Universal Primary Education
- The developing world has made great progress in enrolling students in primary school, but there are still places where rapid population growth outpaces countries’ ability to procure school buildings, teachers, and supplies. Most of the world’s out-of-school children live in sub-Saharan Africa, which, again, is the world region with the highest fertility rate.
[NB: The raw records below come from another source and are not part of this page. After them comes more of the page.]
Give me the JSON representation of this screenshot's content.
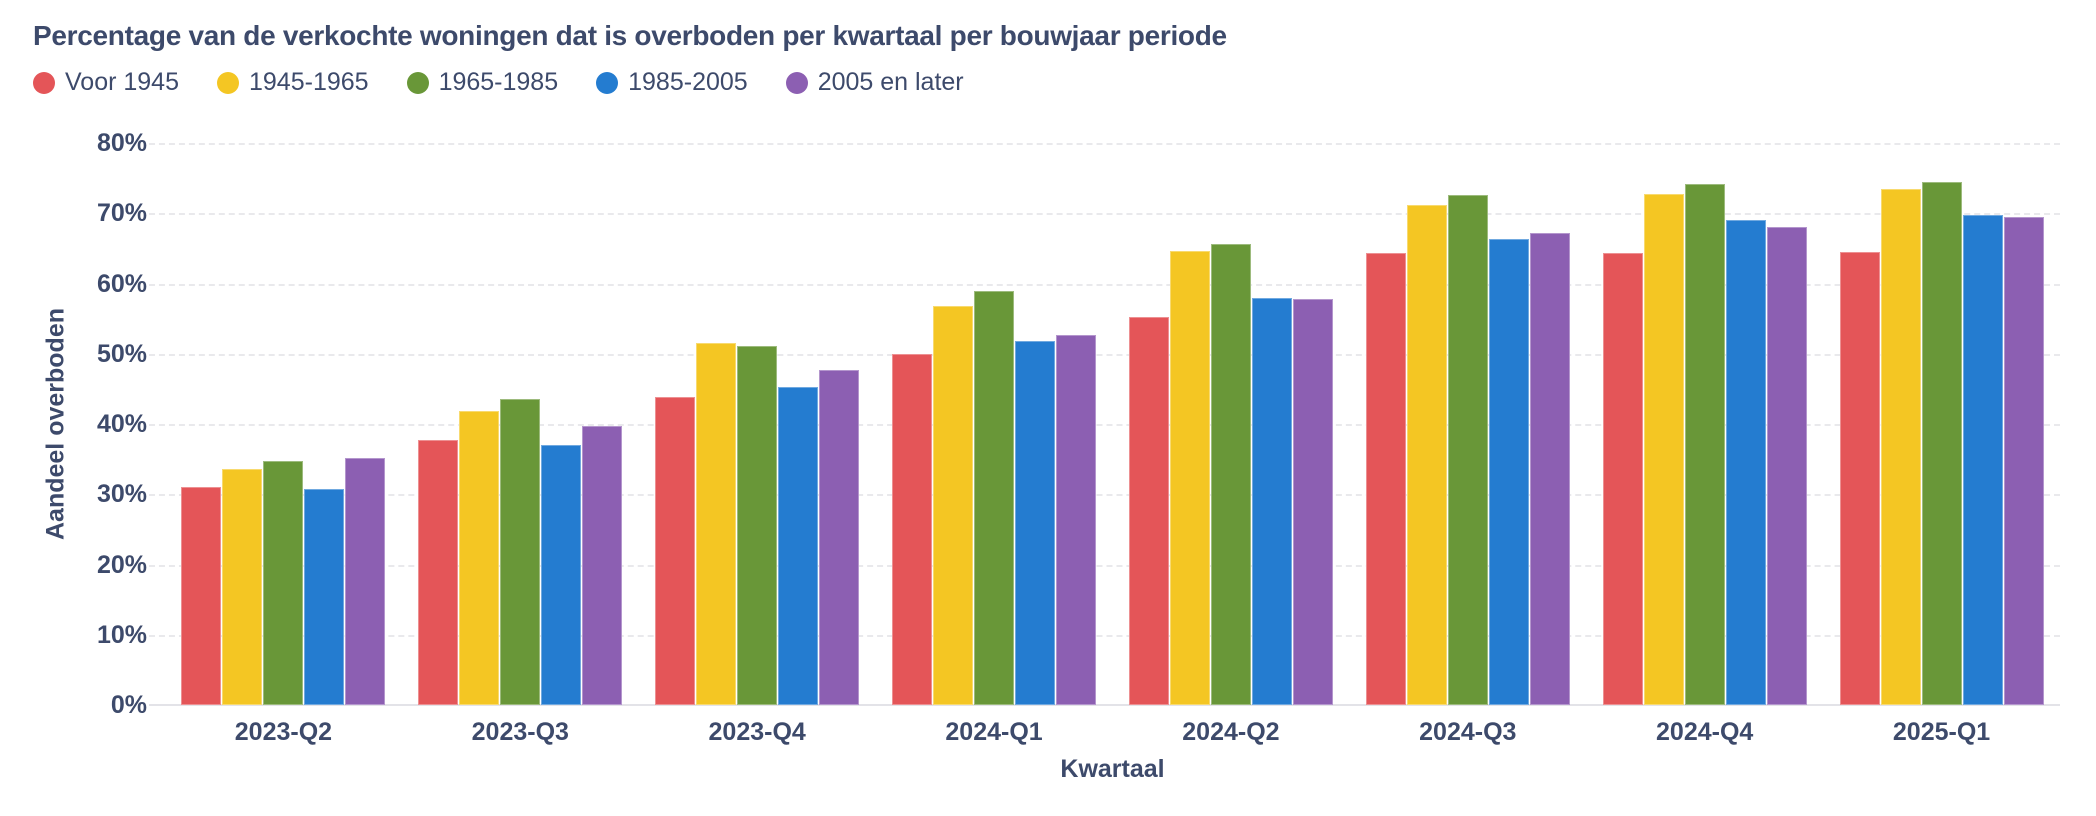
{
  "chart_data": {
    "type": "bar",
    "title": "Percentage van de verkochte woningen dat is overboden per kwartaal per bouwjaar periode",
    "xlabel": "Kwartaal",
    "ylabel": "Aandeel overboden",
    "ylim": [
      0,
      80
    ],
    "ytick_step": 10,
    "ytick_suffix": "%",
    "grid": "horizontal-dashed",
    "legend_position": "top-left",
    "categories": [
      "2023-Q2",
      "2023-Q3",
      "2023-Q4",
      "2024-Q1",
      "2024-Q2",
      "2024-Q3",
      "2024-Q4",
      "2025-Q1"
    ],
    "series": [
      {
        "name": "Voor 1945",
        "color": "#e45558",
        "values": [
          31.0,
          37.7,
          43.9,
          50.0,
          55.3,
          64.4,
          64.4,
          64.5
        ]
      },
      {
        "name": "1945-1965",
        "color": "#f4c623",
        "values": [
          33.6,
          41.8,
          51.5,
          56.8,
          64.6,
          71.2,
          72.7,
          73.5
        ]
      },
      {
        "name": "1965-1985",
        "color": "#699738",
        "values": [
          34.7,
          43.6,
          51.1,
          58.9,
          65.6,
          72.6,
          74.2,
          74.4
        ]
      },
      {
        "name": "1985-2005",
        "color": "#247cd0",
        "values": [
          30.8,
          37.0,
          45.2,
          51.8,
          58.0,
          66.3,
          69.0,
          69.7
        ]
      },
      {
        "name": "2005 en later",
        "color": "#8c5fb2",
        "values": [
          35.1,
          39.7,
          47.7,
          52.7,
          57.8,
          67.2,
          68.1,
          69.5
        ]
      }
    ]
  },
  "colors": {
    "text": "#3d4a6b",
    "grid": "#e9e9ec",
    "baseline": "#e3e3e8",
    "background": "#ffffff"
  }
}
UNESCO wrote in 2015, “a number of sub-Saharan African countries find it difficult to keep up with the rising demand for education from a school-age population that continues to grow,” and, “sub-Saharan Africa is the only region in which the number of out-of-school adolescents has grown, from 21 million in 2000 to 23 million in 2013, a consequence of rapid population growth.”
Peace and Security
- Rapid population growth increases civil strife due to resource scarcity, land disputes, and high unemployment among young men (the result of a phenomenon called the youth bulge). Making matters worse, by 2050, the population is projected to grow by 35 percent in the least peaceful countries while it is projected to decline by 2 percent in the most peaceful countries.
- When populations grow too quickly for their environments to keep up with resource needs and their governments to keep up with infrastructure maintenance and development, people can be compelled to leave home in order to seek a better life for themselves and their families elsewhere. Push and pull factors vary by individual and by country/region, but common ones include job opportunities, armed conflicts, natural disasters, and environmental degradation.
- Slower population growth levels the playing field for poor people within countries and for poor countries within our globalized world. Equal opportunity in education, employment, land ownership, and political representation depends on people being able to make their own reproductive choices based on their personal circumstances. Complete reproductive autonomy tends to lead to smaller families and slower population growth because when women can plan each pregnancy, they tend to plan them later in their reproductive years and to space them farther apart.
This list of 21 challenges might seem like a melancholic way to ring in the new year, but I am optimistic that we can address each of them via population stabilization by investing our fair share of $1.74 billion* a year in voluntary international family planning programs. Included in that funding ask is $116 million** for the United Nations Population Fund (UNFPA). And now that we are less than two weeks away from having a president who respects reproductive choice, we have a chance—for the first time in four years—to get serious and make that investment in the future of the planet and its people.
* This figure was updated on March 11, 2021.
** This figured was updated on March 17, 2021.